Il tagliando dell’auto può essere ancor più costoso del solito. O almeno lo è stato per un automobilista a cui era stata rubata l’auto proprio nel parcheggio del concessionario, il quale avrebbe dovuto effettuare il lavoro di manutenzione. Il nodo della vicenda gira tutto intorno alla presa in consegna del bene

Questo è il caso che ha dovuto affrontare la Cassazione con la sentenza n. 3566, depositata il 13 febbraio 2013. Il caso. Al fine di ottenere il risarcimento danni dallo stesso concessionario, l’automobilista aveva adito il tribunale di Chieti, da cui otteneva una somma di oltre 14mila euro a titolo di risarcimento. Tuttavia, i giudici di appello avevano ribaltato il verdetto. La vettura era ancora nella disponibilità del proprietario. Infatti, secondo la Corte territoriale, era mancata la traditio . La vettura era rimasta nella sfera di disponibilità del proprietario, dato che quest’ultimo ne aveva volontariamente trattenuto le chiavi , lasciandole, infine, senza previo accordo all’interno del mezzo, facilmente apribile, parcheggiato nell’area esterna all’officina ed accessibile anche ad altre persone.

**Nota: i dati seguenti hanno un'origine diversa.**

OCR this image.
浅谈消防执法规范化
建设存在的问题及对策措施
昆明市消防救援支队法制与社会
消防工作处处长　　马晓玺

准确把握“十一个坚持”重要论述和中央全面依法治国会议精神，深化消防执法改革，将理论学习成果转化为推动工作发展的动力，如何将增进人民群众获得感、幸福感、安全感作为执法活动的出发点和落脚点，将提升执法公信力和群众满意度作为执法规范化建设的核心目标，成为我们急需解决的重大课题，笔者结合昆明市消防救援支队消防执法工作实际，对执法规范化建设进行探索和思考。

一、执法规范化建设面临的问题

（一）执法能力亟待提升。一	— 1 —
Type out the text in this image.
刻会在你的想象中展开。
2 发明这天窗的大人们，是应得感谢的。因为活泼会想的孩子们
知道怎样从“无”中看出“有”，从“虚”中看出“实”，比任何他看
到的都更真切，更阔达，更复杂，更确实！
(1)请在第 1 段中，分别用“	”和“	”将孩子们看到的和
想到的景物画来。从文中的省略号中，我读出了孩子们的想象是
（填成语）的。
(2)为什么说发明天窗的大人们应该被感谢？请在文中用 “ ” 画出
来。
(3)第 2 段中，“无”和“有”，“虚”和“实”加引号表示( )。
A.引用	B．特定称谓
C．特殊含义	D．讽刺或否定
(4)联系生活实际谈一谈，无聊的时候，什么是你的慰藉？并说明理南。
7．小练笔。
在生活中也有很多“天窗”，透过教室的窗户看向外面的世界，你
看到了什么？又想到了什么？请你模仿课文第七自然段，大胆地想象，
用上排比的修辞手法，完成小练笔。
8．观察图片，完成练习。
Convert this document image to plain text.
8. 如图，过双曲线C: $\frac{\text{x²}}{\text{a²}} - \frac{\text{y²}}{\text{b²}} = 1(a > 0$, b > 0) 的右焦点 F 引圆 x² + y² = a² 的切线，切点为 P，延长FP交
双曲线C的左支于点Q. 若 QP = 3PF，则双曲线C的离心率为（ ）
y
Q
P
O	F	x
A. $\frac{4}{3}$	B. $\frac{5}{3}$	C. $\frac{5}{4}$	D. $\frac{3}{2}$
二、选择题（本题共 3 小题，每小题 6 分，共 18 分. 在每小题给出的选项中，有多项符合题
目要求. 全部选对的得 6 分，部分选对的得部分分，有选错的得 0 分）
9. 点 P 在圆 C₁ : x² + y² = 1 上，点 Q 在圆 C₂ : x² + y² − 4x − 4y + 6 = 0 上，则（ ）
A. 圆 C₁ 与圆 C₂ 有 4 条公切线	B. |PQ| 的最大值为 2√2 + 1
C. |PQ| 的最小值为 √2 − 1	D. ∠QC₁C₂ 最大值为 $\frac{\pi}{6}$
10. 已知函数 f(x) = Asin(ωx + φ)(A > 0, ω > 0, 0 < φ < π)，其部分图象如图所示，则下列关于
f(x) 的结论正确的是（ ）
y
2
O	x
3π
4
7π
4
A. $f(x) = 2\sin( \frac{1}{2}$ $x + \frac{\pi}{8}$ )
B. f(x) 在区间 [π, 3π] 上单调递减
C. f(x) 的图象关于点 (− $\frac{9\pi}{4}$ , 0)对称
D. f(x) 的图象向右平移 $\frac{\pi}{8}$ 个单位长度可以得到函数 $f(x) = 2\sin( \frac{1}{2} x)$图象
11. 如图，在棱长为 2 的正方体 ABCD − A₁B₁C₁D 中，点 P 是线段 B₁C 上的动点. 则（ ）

L’automobilista, però, non si arrende e si rivolge ai giudici di Cassazione. Bene ricevuto in consegna? La S.C., dal canto suo, conferma quanto deciso in appello, assicurando che perché la cosa possa dirsi ricevuta in consegna , benché non sia necessario che il depositario materialmente la apprenda, egli debba tuttavia sapere che gli è stata data . Cosa che, nel caso di specie, non è avvenuta. Chiavi in macchina. Infatti, Il proprietario aveva trattenuto le chiavi per togliere dall’auto alcuni effetti personali e, successivamente, aveva lasciato le stesse nel cruscotto, senza però avvertire gli addetti dell’officina. Insomma, il concessionario non ha mai ricevuto in consegna la vettura, pertanto il ricorso dell’automobilista non può essere accolto.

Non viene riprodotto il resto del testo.